Published: Thursday, Sept. 16 1999 12:00 a.m. MDT

The BYU football program will get double exposure on cable tonight. In addition to the Cougars' game against Colorado State (6 p.m., ESPN), "Real Sports with Bryant Gumbel" (11 p.m., HBO) reports on former running back Ronney Jenkins' expulsion from the school.

What got him expelled? "To my understanding, it was having sex," Jenkins tells the reporter.The 11-minute report -- sandwiched between segments on baseball and minorities and pedophile youth coaches -- includes the most extensive comments to date by Jenkins on his troubles at BYU. And, not surprisingly, it's reported with some degree of incredulousness.

"If every college player got expelled for having sex, few schools would be able to field a team," the report intones. "But BYU's not just every school. It's a Mormon school, owned and run by the Church of Latter-day Saints."

(They don't quite manage to get the name of the church right.)

Jenkins acknowledges that he was warned that having sex outside of marriage would get him in trouble.

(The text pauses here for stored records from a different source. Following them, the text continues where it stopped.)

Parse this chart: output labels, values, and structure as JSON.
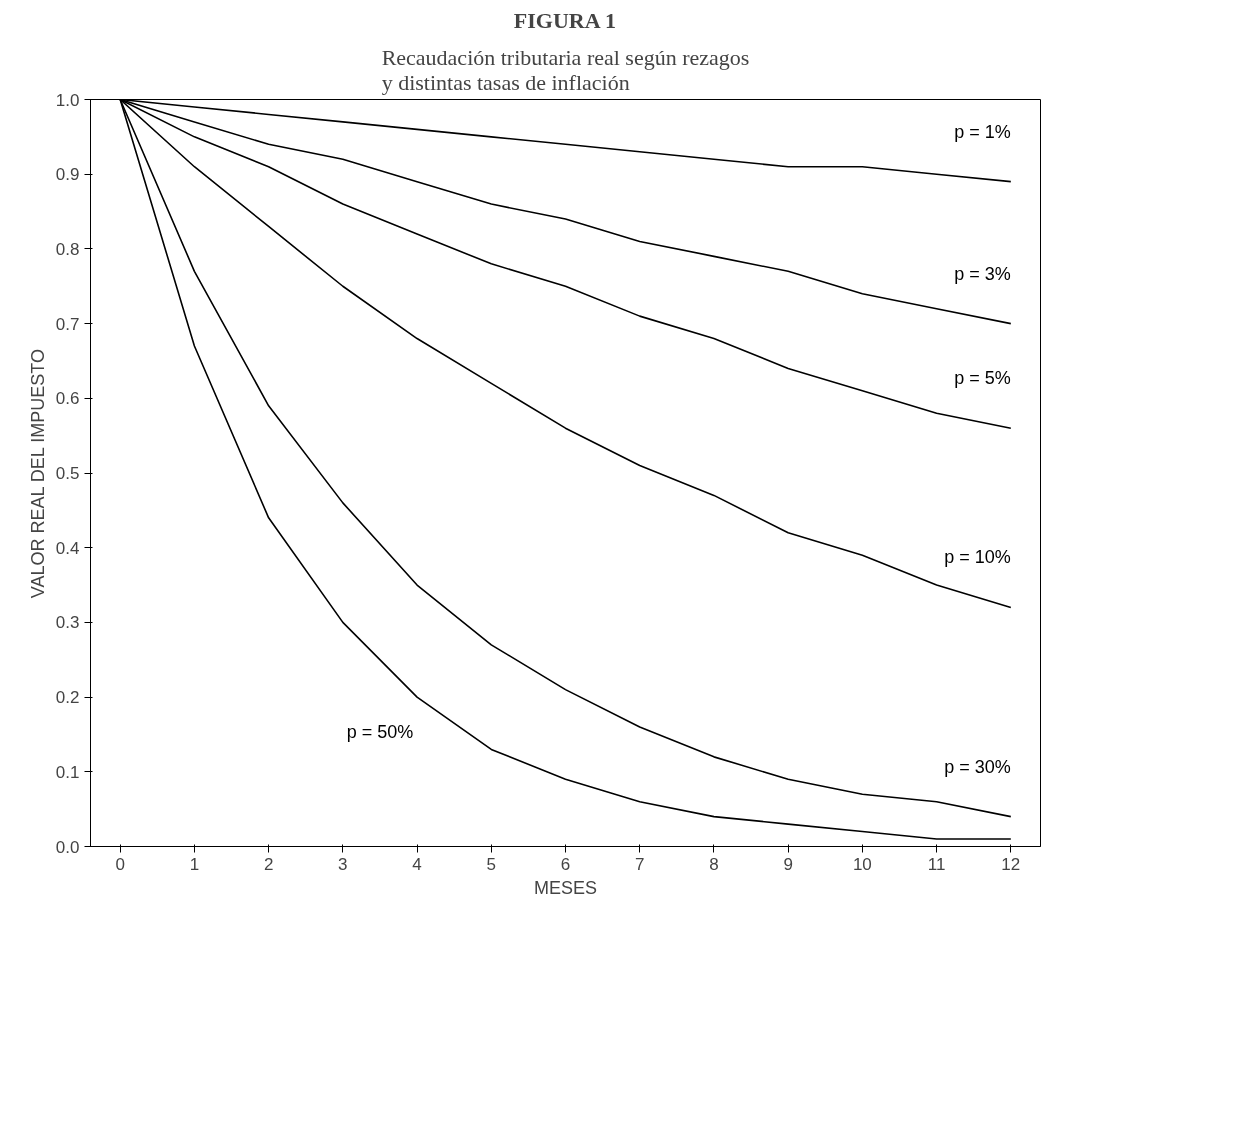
{
  "chart_data": {
    "type": "line",
    "title": "FIGURA 1",
    "subtitle": "Recaudación tributaria real según rezagos\ny distintas tasas de inflación",
    "xlabel": "MESES",
    "ylabel": "VALOR REAL DEL IMPUESTO",
    "x": [
      0,
      1,
      2,
      3,
      4,
      5,
      6,
      7,
      8,
      9,
      10,
      11,
      12
    ],
    "series": [
      {
        "name": "p = 1%",
        "color": "#000000",
        "values": [
          1,
          0.99,
          0.98,
          0.97,
          0.96,
          0.95,
          0.94,
          0.93,
          0.92,
          0.91,
          0.91,
          0.9,
          0.89
        ]
      },
      {
        "name": "p = 3%",
        "color": "#000000",
        "values": [
          1,
          0.97,
          0.94,
          0.92,
          0.89,
          0.86,
          0.84,
          0.81,
          0.79,
          0.77,
          0.74,
          0.72,
          0.7
        ]
      },
      {
        "name": "p = 5%",
        "color": "#000000",
        "values": [
          1,
          0.95,
          0.91,
          0.86,
          0.82,
          0.78,
          0.75,
          0.71,
          0.68,
          0.64,
          0.61,
          0.58,
          0.56
        ]
      },
      {
        "name": "p = 10%",
        "color": "#000000",
        "values": [
          1,
          0.91,
          0.83,
          0.75,
          0.68,
          0.62,
          0.56,
          0.51,
          0.47,
          0.42,
          0.39,
          0.35,
          0.32
        ]
      },
      {
        "name": "p = 30%",
        "color": "#000000",
        "values": [
          1,
          0.77,
          0.59,
          0.46,
          0.35,
          0.27,
          0.21,
          0.16,
          0.12,
          0.09,
          0.07,
          0.06,
          0.04
        ]
      },
      {
        "name": "p = 50%",
        "color": "#000000",
        "values": [
          1,
          0.67,
          0.44,
          0.3,
          0.2,
          0.13,
          0.09,
          0.06,
          0.04,
          0.03,
          0.02,
          0.01,
          0.01
        ]
      }
    ],
    "xlim": [
      -0.4,
      12.4
    ],
    "ylim": [
      0,
      1.0
    ],
    "xticks": [
      0,
      1,
      2,
      3,
      4,
      5,
      6,
      7,
      8,
      9,
      10,
      11,
      12
    ],
    "yticks": [
      {
        "value": 0,
        "label": "0.0"
      },
      0.1,
      0.2,
      0.3,
      0.4,
      0.5,
      0.6,
      0.7,
      0.8,
      0.9,
      {
        "value": 1.0,
        "label": "1.0"
      }
    ],
    "grid": false,
    "legend": false,
    "marker": "none",
    "line_style": "solid"
  }
}
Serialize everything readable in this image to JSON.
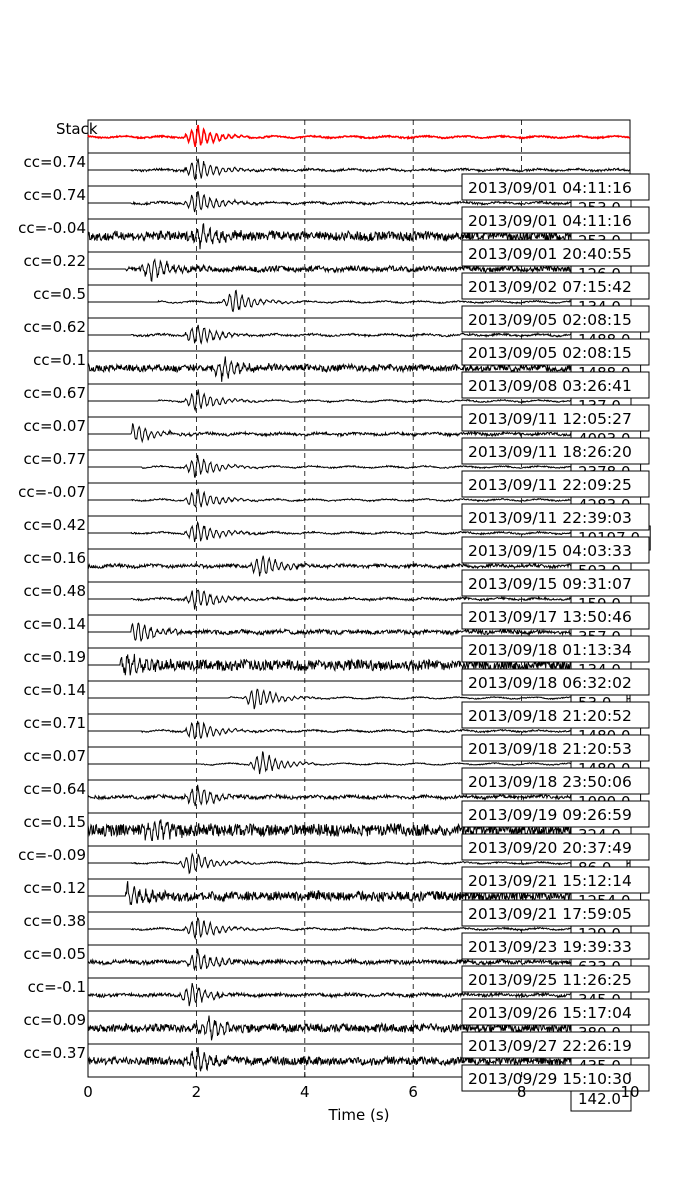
{
  "chart_data": {
    "type": "line",
    "xlabel": "Time (s)",
    "xlim": [
      0,
      10
    ],
    "xticks": [
      0,
      2,
      4,
      6,
      8,
      10
    ],
    "grid": "vertical dashed lines at each x tick",
    "stack": {
      "name": "Stack",
      "color": "#ff0000",
      "peak_time": 2.0
    },
    "traces": [
      {
        "label": "cc=0.74",
        "cc": 0.74,
        "date": "2013/09/01 04:11:16",
        "value_label": "253.0",
        "onset_time": 0.8,
        "peak_time": 2.0,
        "noise": 0.08
      },
      {
        "label": "cc=0.74",
        "cc": 0.74,
        "date": "2013/09/01 04:11:16",
        "value_label": "253.0",
        "onset_time": 0.8,
        "peak_time": 2.0,
        "noise": 0.08
      },
      {
        "label": "cc=-0.04",
        "cc": -0.04,
        "date": "2013/09/01 20:40:55",
        "value_label": "126.0",
        "onset_time": 0.0,
        "peak_time": 2.1,
        "noise": 0.35
      },
      {
        "label": "cc=0.22",
        "cc": 0.22,
        "date": "2013/09/02 07:15:42",
        "value_label": "134.0",
        "onset_time": 0.7,
        "peak_time": 1.2,
        "noise": 0.2
      },
      {
        "label": "cc=0.5",
        "cc": 0.5,
        "date": "2013/09/05 02:08:15",
        "value_label": "1488.0",
        "onset_time": 1.3,
        "peak_time": 2.7,
        "noise": 0.05
      },
      {
        "label": "cc=0.62",
        "cc": 0.62,
        "date": "2013/09/05 02:08:15",
        "value_label": "1488.0",
        "onset_time": 0.8,
        "peak_time": 2.0,
        "noise": 0.08
      },
      {
        "label": "cc=0.1",
        "cc": 0.1,
        "date": "2013/09/08 03:26:41",
        "value_label": "137.0",
        "onset_time": 0.0,
        "peak_time": 2.5,
        "noise": 0.25
      },
      {
        "label": "cc=0.67",
        "cc": 0.67,
        "date": "2013/09/11 12:05:27",
        "value_label": "4093.0",
        "onset_time": 1.3,
        "peak_time": 2.0,
        "noise": 0.05
      },
      {
        "label": "cc=0.07",
        "cc": 0.07,
        "date": "2013/09/11 18:26:20",
        "value_label": "2378.0",
        "onset_time": 0.8,
        "peak_time": 0.8,
        "noise": 0.1
      },
      {
        "label": "cc=0.77",
        "cc": 0.77,
        "date": "2013/09/11 22:09:25",
        "value_label": "4283.0",
        "onset_time": 1.0,
        "peak_time": 2.0,
        "noise": 0.05
      },
      {
        "label": "cc=-0.07",
        "cc": -0.07,
        "date": "2013/09/11 22:39:03",
        "value_label": "10197.0",
        "onset_time": 0.8,
        "peak_time": 2.0,
        "noise": 0.05
      },
      {
        "label": "cc=0.42",
        "cc": 0.42,
        "date": "2013/09/15 04:03:33",
        "value_label": "503.0",
        "onset_time": 0.8,
        "peak_time": 2.0,
        "noise": 0.06
      },
      {
        "label": "cc=0.16",
        "cc": 0.16,
        "date": "2013/09/15 09:31:07",
        "value_label": "159.0",
        "onset_time": 0.0,
        "peak_time": 3.2,
        "noise": 0.12
      },
      {
        "label": "cc=0.48",
        "cc": 0.48,
        "date": "2013/09/17 13:50:46",
        "value_label": "357.0",
        "onset_time": 0.8,
        "peak_time": 2.0,
        "noise": 0.08
      },
      {
        "label": "cc=0.14",
        "cc": 0.14,
        "date": "2013/09/18 01:13:34",
        "value_label": "134.0",
        "onset_time": 0.8,
        "peak_time": 0.9,
        "noise": 0.15
      },
      {
        "label": "cc=0.19",
        "cc": 0.19,
        "date": "2013/09/18 06:32:02",
        "value_label": "53.0",
        "onset_time": 0.6,
        "peak_time": 0.7,
        "noise": 0.4
      },
      {
        "label": "cc=0.14",
        "cc": 0.14,
        "date": "2013/09/18 21:20:52",
        "value_label": "1480.0",
        "onset_time": 2.6,
        "peak_time": 3.1,
        "noise": 0.04
      },
      {
        "label": "cc=0.71",
        "cc": 0.71,
        "date": "2013/09/18 21:20:53",
        "value_label": "1480.0",
        "onset_time": 1.0,
        "peak_time": 2.0,
        "noise": 0.06
      },
      {
        "label": "cc=0.07",
        "cc": 0.07,
        "date": "2013/09/18 23:50:06",
        "value_label": "1090.0",
        "onset_time": 2.1,
        "peak_time": 3.2,
        "noise": 0.04
      },
      {
        "label": "cc=0.64",
        "cc": 0.64,
        "date": "2013/09/19 09:26:59",
        "value_label": "324.0",
        "onset_time": 0.0,
        "peak_time": 2.0,
        "noise": 0.12
      },
      {
        "label": "cc=0.15",
        "cc": 0.15,
        "date": "2013/09/20 20:37:49",
        "value_label": "86.0",
        "onset_time": 0.0,
        "peak_time": 1.2,
        "noise": 0.45
      },
      {
        "label": "cc=-0.09",
        "cc": -0.09,
        "date": "2013/09/21 15:12:14",
        "value_label": "1254.0",
        "onset_time": 0.8,
        "peak_time": 1.9,
        "noise": 0.05
      },
      {
        "label": "cc=0.12",
        "cc": 0.12,
        "date": "2013/09/21 17:59:05",
        "value_label": "129.0",
        "onset_time": 0.7,
        "peak_time": 0.7,
        "noise": 0.35
      },
      {
        "label": "cc=0.38",
        "cc": 0.38,
        "date": "2013/09/23 19:39:33",
        "value_label": "633.0",
        "onset_time": 0.8,
        "peak_time": 2.0,
        "noise": 0.06
      },
      {
        "label": "cc=0.05",
        "cc": 0.05,
        "date": "2013/09/25 11:26:25",
        "value_label": "345.0",
        "onset_time": 0.0,
        "peak_time": 2.0,
        "noise": 0.15
      },
      {
        "label": "cc=-0.1",
        "cc": -0.1,
        "date": "2013/09/26 15:17:04",
        "value_label": "380.0",
        "onset_time": 0.0,
        "peak_time": 1.9,
        "noise": 0.12
      },
      {
        "label": "cc=0.09",
        "cc": 0.09,
        "date": "2013/09/27 22:26:19",
        "value_label": "435.0",
        "onset_time": 0.0,
        "peak_time": 2.2,
        "noise": 0.3
      },
      {
        "label": "cc=0.37",
        "cc": 0.37,
        "date": "2013/09/29 15:10:30",
        "value_label": "142.0",
        "onset_time": 0.0,
        "peak_time": 2.0,
        "noise": 0.3
      }
    ]
  }
}
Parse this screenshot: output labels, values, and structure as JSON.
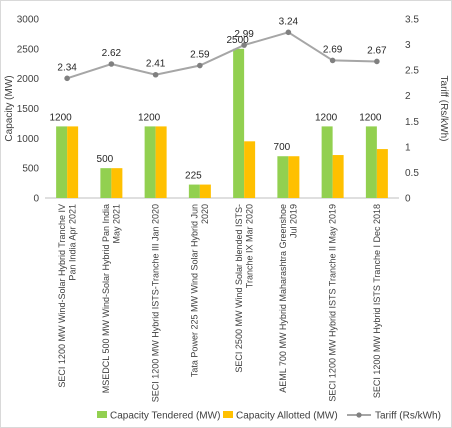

He admits he didn't take the prohibition very seriously.

"I took it like -- we can't have sex, but as long as nobody finds out, we all do it," he says.

And he admits that, after being suspended for a season for his first infraction, he was told that -- if he broke the BYU honor code again -- he'd be expelled.

Still, he isn't particularly repentant.

"Sex is quite normal to me," he says. "It's not a crime to me. It's not like I tried to have sex just to break rules. It wasn't like that. In their eyes, it was wrong. . . . Is it wrong to me? No, it's not wrong to me, because it's quite normal. It's not like I was out there shooting people, robbing banks, stealing from stores."

(The report does point out that Jenkins' then-girlfriend, now-wife was also expelled from BYU.)

Jenkins also insists that he was just one of many athletes who violated the honor code and alleges that he was singled out because he was a football player -- and black.

"I think so, because I'm black and I'm an athlete," he says. "We get all the attention up there. Everybody know us. There's a lot of guys that are doing worse than I am doing. I mean, we would be together at parties and stuff and you'd see things with your own eyes. No one even thought about the honor code."

The report cites a "big discrepancy in the rate at which African-American athletes are suspended for honor code violations at BYU." Somewhat melodramatically, viewers are told that " 'Real Sports' has obtained" a list of 25 BYU football players who committed major honor code violations over the past decade, and that 17 of them were black.

This is not a hatchet job on BYU -- some tough but reasonable questions are asked.

Janet S. Scharman, BYU's dean of students, discusses the honor code and addresses the question of whether it's fair to hold non-Mormons to the same standards as the LDS students.

Athletic director Val Hale is asked whether BYU has ever "glossed over" the honor code to attract top athletes.

"I think there's always that temptation, and we've probably been guilty of that in the past," Hale says. "We try to do a good job of telling them what it's like here. Sometimes that's hard."

The report makes much of the fact that some other athletes have been in trouble with the law but have remained on the team while Jenkins -- who violated the honor code but not the law -- was expelled. And that air of incredulousness arises again when Hale points out that Jenkins was given a second chance while the others were first-time offenders.

"I think to an outsider, the idea of equating gun-possession with sex is going to seem kind of strange," the reporter says.